Nach alledem bleibt dennoch unverständlich, wieso die westlichen Politiker – und zumal die mit „linkem“ Selbstverständnis – an dieser Selbstenteignung des Staates aktiv mitgewirkt haben. Eine Erklärung bietet vielleicht folgende Hypothese: Seit der Französischen Revolution sieht die Linke in Wissenschaft und Technik einen Motor des technischen und wirtschaftlichen Fortschritts, ein Instrument zur Befreiung von Unterdrückung, Sklaverei und der Beschränkung von Freiheit und Menschenrechten. Als dann jedoch um die Mitte unseres Jahrhunderts politische Führer der Linken zu Sachwaltern von Politik und Wirtschaft wurden – und damit auch in die wohlhabende Mittelschicht aufstiegen –, sorgte ihre positivistische Grundeinstellung zugleich für eine Affinität zu anderen Segmenten der Führungsschichten, und zwar im Zeichen zweier Ziele: Produktivität und internationale Wettbewerbsfähigkeit.

Billigkeit und Marktgesellschaft

VOR diesem kulturellen und soziologischen Hintergrund kamen Ende der sechziger Jahre vor allem drei Erscheinungen hinzu, von denen sich die Linke veranlasst sah, aktiv in einen neuen Diskurs über Gesellschaft und Welt einzusteigen: Erstens die wissenschaftlichen und technischen Umwälzungen, insbesondere auf den Gebieten der Automatisierung, Information und Kommunikation, mit all ihren Auswirkungen auf Produktion, Beschäftigung, Arbeitsmarkt und internationalen Wettbewerb; zweitens der Rückgang der Profitraten in einer westlichen Wirtschaft, die gegenüber den neuen aufstrebenden Konkurrenten an Dynamik verloren hatte; und drittens die immer deutlicher werdende Gewissheit, dass die „sozialistisch“ genannten Länder als glaubwürdiges Alternativsystem nicht taugen.

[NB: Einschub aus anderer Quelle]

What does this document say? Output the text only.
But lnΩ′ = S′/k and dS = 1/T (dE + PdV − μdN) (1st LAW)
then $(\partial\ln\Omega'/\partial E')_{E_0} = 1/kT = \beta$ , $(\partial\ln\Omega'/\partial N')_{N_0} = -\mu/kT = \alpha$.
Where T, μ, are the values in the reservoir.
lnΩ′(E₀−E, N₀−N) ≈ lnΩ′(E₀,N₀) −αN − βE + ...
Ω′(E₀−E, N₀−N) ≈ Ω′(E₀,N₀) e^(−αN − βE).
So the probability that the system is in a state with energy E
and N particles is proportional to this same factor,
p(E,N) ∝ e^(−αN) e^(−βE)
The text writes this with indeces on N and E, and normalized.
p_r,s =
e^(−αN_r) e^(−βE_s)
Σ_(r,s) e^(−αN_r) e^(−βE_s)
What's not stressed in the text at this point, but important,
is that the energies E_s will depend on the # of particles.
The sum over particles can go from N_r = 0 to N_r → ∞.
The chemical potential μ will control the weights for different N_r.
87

Das neue Weltbild, das die Sachwalter unseres Planeten artikulieren, stützt sich auf fünf tragende Ideen. Das erste Prinzip ist der eindeutige Vorrang des Individuums in seiner Rolle als Innovator, Konsument und Produzent. Das Individuum ist es also, das in Interaktion mit seinesgleichen die Spielregeln festlegt. Diese Interaktion beruht auf dem Prinzip, dass jeder Einzelne frei ist, sich auf eine Weise zu verhalten und auszutauschen, die einen maximalen individuellen Nutzen verspricht. Wobei sich der Nutzen wiederum am Geldwert der Güter und Dienstleistungen bemisst, die dem Individuum zu eigen oder zugänglich sind. Die Gesellschaft basiert auf ökonomischen Transaktionen, in denen der Einzelne – im Austausch von Lebenszeit, Kenntnissen, Gütern oder Dienstleistungen – bestrebt ist, die Kosten zu minimieren und den Gewinn zu maximieren. Der Prozess der gesellschaftlichen Steuerung verläuft nicht mehr vertikal, indem Normen von oben geltend gemacht werden, und zwar gemäß Prinzipien, die den Individuen „äußerlich“ bleiben. Er verläuft nunmehr horizontal, also auf unterer Ebene über ein Vertrags- und Konsensverfahren und gemäß Prinzipien, die „innerhalb“ der Individuen angelegt sind.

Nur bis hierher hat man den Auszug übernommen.